Her quest for cure is still on

Having moved to America 12 years ago for post-doctoral research, she continues her search for cure for a little known disease, Amyotrophic Lateral Sclerosis (ALS). Nearly 2,00,000 people the world over suffer from ALS, which affects motor neurons in the brain, resulting in limb impairment. Jeyanthi Ramasubbu speaks with R. Sujatha, on her search for its cure.

SHE IS presently serving as director of pharmaceuticals with the Boston-based ALS-TDF (Amyotrophic Lateral Sclerosis — Therapy Development Foundation).

She is one of the five finalists for the Academic Scientist of the Year Award given by the Informa Life Sciences group. The other four are from MIT and Harvard University.

An alumnus of Stella Maris and Women's Christian College, Ms. Jeyanthi did her research at Central Leather Research Institute (CLRI) where she completed Ph.D. in biochemistry in 1989. Her thesis was on using collagen and gelatine to deliver anticancer drugs to patients.

Collagen is a protein found in the skin and its use as medium, helps uniform release of the drug in the body. Though her thesis was published in international biomedical journals, it failed to evoke response in India. She left for America soon after for research. Over the years, she has worked on drugs for osteoporosis and assisted in making periodontal wafers to prevent gum disease. She moved from drug delivery to drug discovery after she joined ALS-TDF. Unlike in Alzheimer's, Parkinson's or Huntington's diseases, ALS patients suffer from stroke-like symptoms. "The kidneys function. It is not as if one is dysfunctional entirely below the neck. The motor neurons get the wrong signal and multiply when they shouldn't," she says.

The cause of the disease is not known but there is only one drug to treat it. Neurologists are unable to diagnose ALS early enough to prevent further degeneration. Most people come for treatment only when the disease is in advanced stage, she says.
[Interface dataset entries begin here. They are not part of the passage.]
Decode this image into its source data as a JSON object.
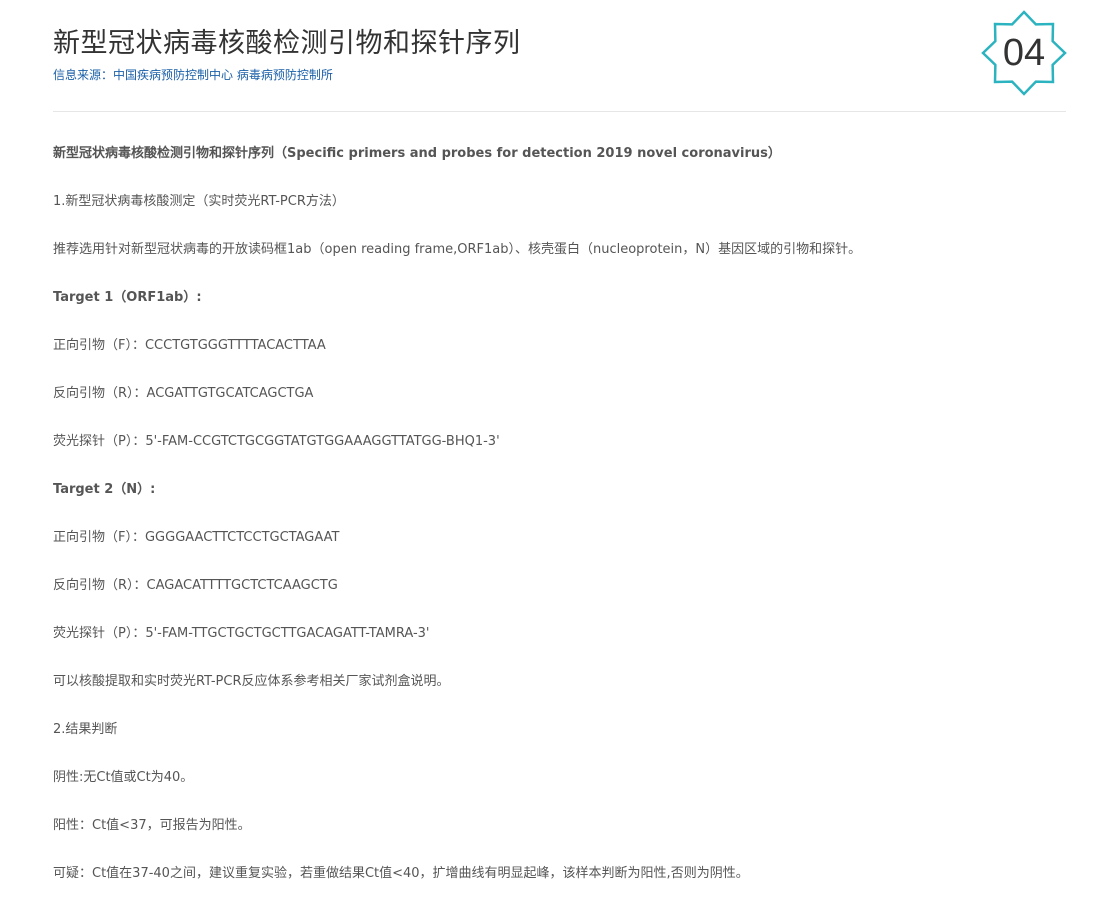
{
  "header": {
    "title": "新型冠状病毒核酸检测引物和探针序列",
    "source": "信息来源：中国疾病预防控制中心 病毒病预防控制所",
    "badge_number": "04",
    "badge_color": "#2bb3c0"
  },
  "content": {
    "paragraphs": [
      {
        "text": "新型冠状病毒核酸检测引物和探针序列（Specific primers and probes for detection 2019 novel coronavirus）",
        "bold": true
      },
      {
        "text": "1.新型冠状病毒核酸测定（实时荧光RT-PCR方法）",
        "bold": false
      },
      {
        "text": "推荐选用针对新型冠状病毒的开放读码框1ab（open reading frame,ORF1ab）、核壳蛋白（nucleoprotein，N）基因区域的引物和探针。",
        "bold": false
      },
      {
        "text": "Target 1（ORF1ab）:",
        "bold": true
      },
      {
        "text": "正向引物（F）：CCCTGTGGGTTTTACACTTAA",
        "bold": false
      },
      {
        "text": "反向引物（R）：ACGATTGTGCATCAGCTGA",
        "bold": false
      },
      {
        "text": "荧光探针（P）：5'-FAM-CCGTCTGCGGTATGTGGAAAGGTTATGG-BHQ1-3'",
        "bold": false
      },
      {
        "text": "Target 2（N）:",
        "bold": true
      },
      {
        "text": "正向引物（F）：GGGGAACTTCTCCTGCTAGAAT",
        "bold": false
      },
      {
        "text": "反向引物（R）：CAGACATTTTGCTCTCAAGCTG",
        "bold": false
      },
      {
        "text": "荧光探针（P）：5'-FAM-TTGCTGCTGCTTGACAGATT-TAMRA-3'",
        "bold": false
      },
      {
        "text": "可以核酸提取和实时荧光RT-PCR反应体系参考相关厂家试剂盒说明。",
        "bold": false
      },
      {
        "text": "2.结果判断",
        "bold": false
      },
      {
        "text": "阴性:无Ct值或Ct为40。",
        "bold": false
      },
      {
        "text": "阳性：Ct值<37，可报告为阳性。",
        "bold": false
      },
      {
        "text": "可疑：Ct值在37-40之间，建议重复实验，若重做结果Ct值<40，扩增曲线有明显起峰，该样本判断为阳性,否则为阴性。",
        "bold": false
      }
    ]
  }
}
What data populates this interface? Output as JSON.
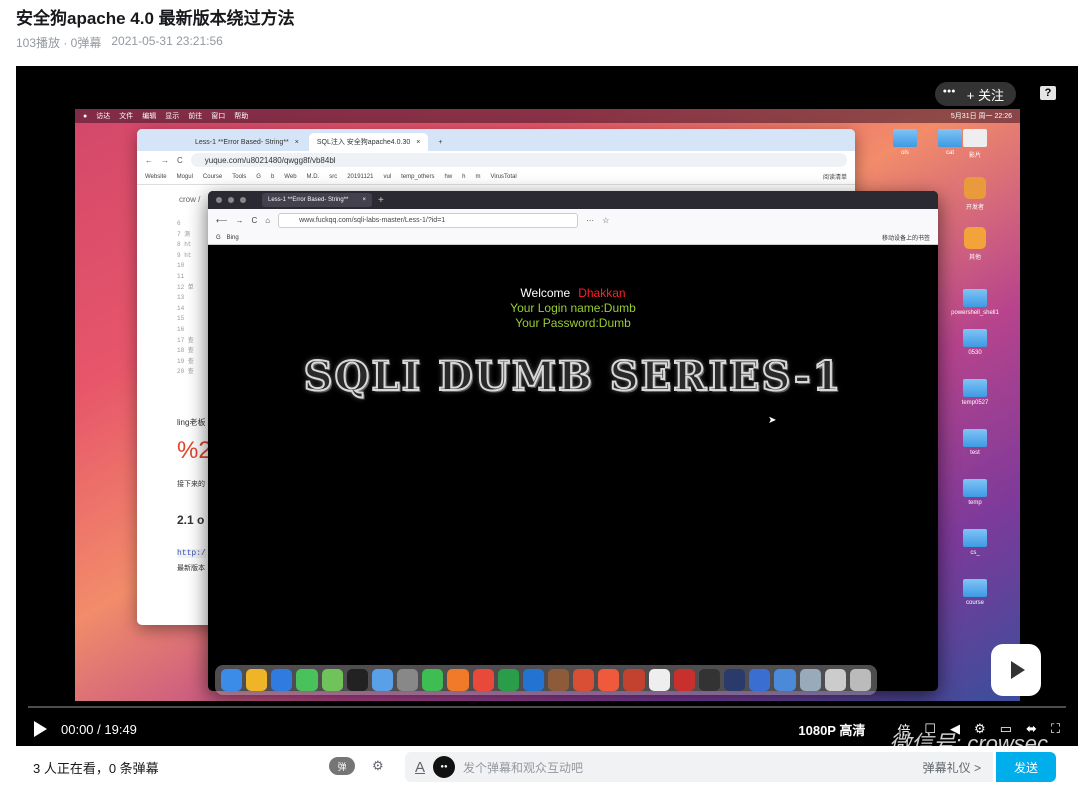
{
  "title": "安全狗apache 4.0 最新版本绕过方法",
  "meta": {
    "plays": "103播放 · 0弹幕",
    "date": "2021-05-31 23:21:56"
  },
  "player": {
    "follow": "+ 关注",
    "help": "?",
    "time": "00:00 / 19:49",
    "quality": "1080P 高清",
    "speed": "倍",
    "watermark": "微信号: crowsec"
  },
  "screen": {
    "menubar": {
      "items": [
        "访达",
        "文件",
        "编辑",
        "显示",
        "前往",
        "窗口",
        "帮助"
      ],
      "clock": "5月31日 周一 22:26"
    },
    "desktop": [
      "ols",
      "cat",
      "影片",
      "开发者",
      "其他",
      "powershell_shell1",
      "0530",
      "temp0527",
      "test",
      "hell",
      "temp",
      "cs_",
      "429",
      "course"
    ],
    "win1": {
      "tabs": [
        "Less-1 **Error Based- String**",
        "SQL注入 安全狗apache4.0.30"
      ],
      "url": "yuque.com/u8021480/qwgg8f/vb84bl",
      "bookmarks": [
        "Website",
        "Mogul",
        "Course",
        "Tools",
        "G",
        "b",
        "Web",
        "M.D.",
        "src",
        "20191121",
        "vul",
        "temp_others",
        "hw",
        "h",
        "m",
        "VirusTotal",
        "阅读清单"
      ],
      "crumb": "crow /",
      "lines": [
        "6",
        "7 测",
        "8 ht",
        "9 ht",
        "10",
        "11",
        "12 单",
        "13",
        "14",
        "15",
        "16",
        "17 查",
        "18 查",
        "19 查",
        "20 查"
      ],
      "text1": "ling老板",
      "big": "%2",
      "text2": "接下来的",
      "heading": "2.1 o",
      "code": "http:/",
      "text3": "最新版本"
    },
    "win2": {
      "tab": "Less-1 **Error Based- String**",
      "url": "www.fuckqq.com/sqli-labs-master/Less-1/?id=1",
      "bookmarks": [
        "G",
        "Bing"
      ],
      "mobile_bm": "移动设备上的书签",
      "welcome": "Welcome",
      "name": "Dhakkan",
      "login": "Your Login name:Dumb",
      "password": "Your Password:Dumb",
      "banner": "SQLI DUMB SERIES-1"
    }
  },
  "bottom": {
    "viewers": "3 人正在看，0 条弹幕",
    "toggle": "弹",
    "placeholder": "发个弹幕和观众互动吧",
    "gift": "弹幕礼仪 >",
    "send": "发送"
  }
}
The first signs of ALS are muscle twitching, cramps and difficulty in walking and holding objects. Muscles weaken and movement becomes difficult.

"First your right hand gets affected then the left, then the right and the left leg. Throat muscles are affected in some cases, making it difficult for the patient to swallow." In the final stages, the disease afflicts diaphragm muscles, leading to respiratory failure and death.

It is commonly known as Lou Gehrig, named after a well-known American baseball player who died of the disease in 1941. Athletes and sportsmen are susceptible. "It could be due to strengthening and training muscles. But we are not sure."

Ms. Jeyanthi's firm buys research articles on ALS from the Internet. Today the company has a large database on electronic format, which provides a platform for those afflicted to update the prescribed drugs.

She depends on published scientific material to eliminate time-consuming research. "A woman in Canada, who was put on a cocktail of three drugs for AIDS, has been cured of ALS."

But the going wasn't smooth, at least initially. Patients and caregivers who had set up support organisations helped scientists with funds. Patients and kin of those afflicted also did their bit. Even big pharmaceutical firms refused to entertain their requests for funds. Today 40 firms are involved in their project.

Research on cure for cancer and AIDS has received a lot of attention in comparison to ALS. "With less than $15 million, in three years we have had two hits. It was possible because of knowledge management. Usually it takes 12 years to develop a drug," she says.

Ms. Jeyanthi and her team tested more than 100 compounds, of which two will soon be put on clinical trial. The disease is prevalent in India too. "In Bangalore we know that a sizeable population is being treated for ALS. But despite sending several e-mails there has been no response from doctors there."

Currently on a sabbatical with her husband and daughters, Ms. Jeyanthi attributes her achievements to the support from her family.